Abstract Body

The reverse transcriptase (RT) polymorphism E138A occurs naturally in 5% of treatment-naïve HIV-1-subtype C-infected individuals, but is also selected by the diarylpyrimidine (DAPY) class of NNRTIs causing 3-fold resistance to etravirine and rilpivirine. E138A could reduce the protective efficacy of the vaginal ring candidate dapivirine (DPV) in preventing HIV-1 infection. DPV resistance was investigated among recombinant subtype C viruses with E138A derived from seroconverters in ASPIRE.

ASPIRE was a safety and effectiveness study of a DPV vaginal ring for HIV-1 prevention conducted at 15 sites in South Africa, Zimbabwe, Malawi and Uganda. Population sequencing of protease and RT (amino acids 1-560) was performed on plasma samples from 164 seroconverters with HIV-1 RNA levels ≥200 copies/ml using an in-house assay. Drug resistance mutations (DRM) were identified using the Stanford HIVdb program v7.0. DPV susceptibility of plasma-derived recombinant HIV-1 containing bulk-cloned full-length RT sequences from ASPIRE seroconverters with E138A was determined in TZM-bl cells. Fold-change (FC) values were calculated using a mean IC[sub]50[/sub] from a matched number of seroconverters without E138A from each arm. Statistical significance was calculated using Fisher’s Exact and Likelihood Ratio tests.

The frequency of E138A was not significantly different (p=1.0) between seroconverters in the DPV arm (3 of 68; 4.4%) vs. placebo arm (5 of 96; 5.2%) of ASPIRE. Of participants with E138A, 2 of 3 from the DPV arm (2.2-FC and 5.9-FC) and 2 of 5 from the placebo arm (3.4-FC and 4.1-FC) had significantly (p<0.05) higher IC50 compared to participants with wild type virus (Table). Mean IC50 values for E138A-containing HIV-1 from the DPV arm (2.1 nM) was not different from the placebo arm (2.7 nM; p=0.70).

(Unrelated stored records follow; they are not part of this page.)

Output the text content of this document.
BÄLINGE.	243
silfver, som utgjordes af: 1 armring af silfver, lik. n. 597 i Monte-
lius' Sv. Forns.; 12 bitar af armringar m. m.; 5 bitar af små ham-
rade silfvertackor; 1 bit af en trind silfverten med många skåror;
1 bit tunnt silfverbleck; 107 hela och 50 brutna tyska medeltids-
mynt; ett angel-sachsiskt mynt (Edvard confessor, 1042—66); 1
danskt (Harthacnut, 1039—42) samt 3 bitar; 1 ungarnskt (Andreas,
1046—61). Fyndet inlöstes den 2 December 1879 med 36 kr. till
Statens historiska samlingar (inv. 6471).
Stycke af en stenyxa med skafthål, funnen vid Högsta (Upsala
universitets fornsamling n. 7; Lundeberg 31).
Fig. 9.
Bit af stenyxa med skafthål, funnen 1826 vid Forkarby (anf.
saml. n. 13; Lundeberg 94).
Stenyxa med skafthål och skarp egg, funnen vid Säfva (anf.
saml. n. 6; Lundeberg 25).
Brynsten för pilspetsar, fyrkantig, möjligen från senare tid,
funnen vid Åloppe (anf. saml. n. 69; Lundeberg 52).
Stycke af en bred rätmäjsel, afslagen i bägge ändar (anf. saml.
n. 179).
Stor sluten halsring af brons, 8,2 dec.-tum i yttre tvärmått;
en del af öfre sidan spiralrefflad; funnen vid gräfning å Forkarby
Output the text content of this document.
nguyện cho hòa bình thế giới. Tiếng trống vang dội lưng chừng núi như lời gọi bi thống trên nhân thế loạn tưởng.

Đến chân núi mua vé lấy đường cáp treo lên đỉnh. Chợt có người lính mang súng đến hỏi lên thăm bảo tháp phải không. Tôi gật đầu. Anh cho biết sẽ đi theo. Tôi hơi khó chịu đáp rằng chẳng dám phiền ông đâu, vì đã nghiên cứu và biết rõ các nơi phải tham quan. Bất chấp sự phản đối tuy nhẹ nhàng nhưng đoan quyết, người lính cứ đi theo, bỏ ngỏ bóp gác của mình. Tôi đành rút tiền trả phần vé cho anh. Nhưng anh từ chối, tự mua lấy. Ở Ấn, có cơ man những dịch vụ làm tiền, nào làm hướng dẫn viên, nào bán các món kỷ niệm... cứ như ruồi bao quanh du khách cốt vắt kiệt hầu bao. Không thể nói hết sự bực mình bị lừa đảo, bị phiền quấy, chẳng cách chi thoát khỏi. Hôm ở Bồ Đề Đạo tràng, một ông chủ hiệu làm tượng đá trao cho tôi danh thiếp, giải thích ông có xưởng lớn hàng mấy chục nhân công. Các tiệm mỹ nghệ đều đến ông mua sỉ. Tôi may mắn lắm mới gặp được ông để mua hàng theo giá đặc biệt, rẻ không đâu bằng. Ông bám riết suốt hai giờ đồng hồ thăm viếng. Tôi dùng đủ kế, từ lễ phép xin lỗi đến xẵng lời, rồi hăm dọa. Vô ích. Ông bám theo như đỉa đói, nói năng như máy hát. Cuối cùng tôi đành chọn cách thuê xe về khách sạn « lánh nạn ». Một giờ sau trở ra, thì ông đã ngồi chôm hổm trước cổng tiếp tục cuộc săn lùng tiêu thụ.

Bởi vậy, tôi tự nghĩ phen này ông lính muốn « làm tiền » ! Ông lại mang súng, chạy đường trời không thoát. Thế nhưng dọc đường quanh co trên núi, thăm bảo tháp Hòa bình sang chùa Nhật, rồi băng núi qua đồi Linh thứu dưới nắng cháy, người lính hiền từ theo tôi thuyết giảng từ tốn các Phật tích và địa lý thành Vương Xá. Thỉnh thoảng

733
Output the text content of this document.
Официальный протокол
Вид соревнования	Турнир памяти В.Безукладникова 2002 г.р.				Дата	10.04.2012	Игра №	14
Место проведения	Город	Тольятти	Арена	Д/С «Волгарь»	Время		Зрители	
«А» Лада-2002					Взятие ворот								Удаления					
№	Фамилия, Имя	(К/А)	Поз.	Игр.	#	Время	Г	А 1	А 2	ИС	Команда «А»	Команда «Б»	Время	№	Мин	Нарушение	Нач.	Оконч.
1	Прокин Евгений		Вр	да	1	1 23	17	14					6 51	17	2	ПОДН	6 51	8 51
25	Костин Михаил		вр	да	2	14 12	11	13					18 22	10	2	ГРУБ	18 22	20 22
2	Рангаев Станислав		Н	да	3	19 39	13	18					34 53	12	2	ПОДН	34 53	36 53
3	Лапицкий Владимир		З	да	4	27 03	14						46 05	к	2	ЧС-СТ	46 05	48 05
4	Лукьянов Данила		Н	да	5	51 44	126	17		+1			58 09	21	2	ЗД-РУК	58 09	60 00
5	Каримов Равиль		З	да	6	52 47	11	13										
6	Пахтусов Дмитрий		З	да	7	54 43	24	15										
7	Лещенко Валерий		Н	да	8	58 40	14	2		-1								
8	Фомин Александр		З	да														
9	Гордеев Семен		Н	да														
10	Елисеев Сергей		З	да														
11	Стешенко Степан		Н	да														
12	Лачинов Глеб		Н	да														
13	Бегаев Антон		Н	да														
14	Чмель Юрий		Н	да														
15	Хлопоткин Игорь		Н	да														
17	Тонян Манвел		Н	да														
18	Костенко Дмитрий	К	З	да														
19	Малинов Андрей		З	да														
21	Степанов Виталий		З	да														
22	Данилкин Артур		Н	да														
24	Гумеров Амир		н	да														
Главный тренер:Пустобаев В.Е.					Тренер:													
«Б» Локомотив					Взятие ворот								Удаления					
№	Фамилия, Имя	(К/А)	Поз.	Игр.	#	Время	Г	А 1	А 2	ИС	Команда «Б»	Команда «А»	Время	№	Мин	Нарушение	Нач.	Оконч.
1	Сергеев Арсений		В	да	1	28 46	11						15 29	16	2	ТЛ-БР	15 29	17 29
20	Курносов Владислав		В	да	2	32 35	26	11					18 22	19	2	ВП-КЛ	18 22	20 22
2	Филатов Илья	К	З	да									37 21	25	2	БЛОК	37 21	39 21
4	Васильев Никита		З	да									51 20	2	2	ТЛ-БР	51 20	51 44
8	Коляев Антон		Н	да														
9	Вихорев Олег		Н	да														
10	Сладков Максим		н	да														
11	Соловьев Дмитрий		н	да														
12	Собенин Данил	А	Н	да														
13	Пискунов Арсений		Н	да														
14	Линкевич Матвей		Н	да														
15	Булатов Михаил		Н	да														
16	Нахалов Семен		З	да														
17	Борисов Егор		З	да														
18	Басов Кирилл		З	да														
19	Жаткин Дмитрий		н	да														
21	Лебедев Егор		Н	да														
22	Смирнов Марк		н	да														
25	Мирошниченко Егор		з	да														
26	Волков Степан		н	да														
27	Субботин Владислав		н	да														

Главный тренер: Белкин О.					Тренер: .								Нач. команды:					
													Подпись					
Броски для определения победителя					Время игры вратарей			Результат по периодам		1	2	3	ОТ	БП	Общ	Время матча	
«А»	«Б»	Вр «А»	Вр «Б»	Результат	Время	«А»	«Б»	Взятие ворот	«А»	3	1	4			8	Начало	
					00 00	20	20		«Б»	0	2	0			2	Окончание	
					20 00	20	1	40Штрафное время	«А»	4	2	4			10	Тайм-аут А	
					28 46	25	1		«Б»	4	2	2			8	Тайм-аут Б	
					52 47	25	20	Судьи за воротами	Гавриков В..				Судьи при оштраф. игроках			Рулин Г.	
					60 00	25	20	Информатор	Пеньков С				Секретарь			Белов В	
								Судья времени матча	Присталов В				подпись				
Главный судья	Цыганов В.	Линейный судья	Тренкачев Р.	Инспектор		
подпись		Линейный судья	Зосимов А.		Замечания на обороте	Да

E138A is a naturally occurring polymorphism in HIV subtype C that is associated with modest reductions in DPV susceptibility in some RT backgrounds but not others. The frequency and extent of reduced susceptibility associated with E138A as the major variant was independent of the ASPIRE study arm. Although the low frequency of E138A limited the sample size, these phenotypic data provide reassurance that the E138A mutation was not selected by the DPV vaginal ring and is unlikely to reduce efficacy of the DPV vaginal ring for HIV-1 prevention.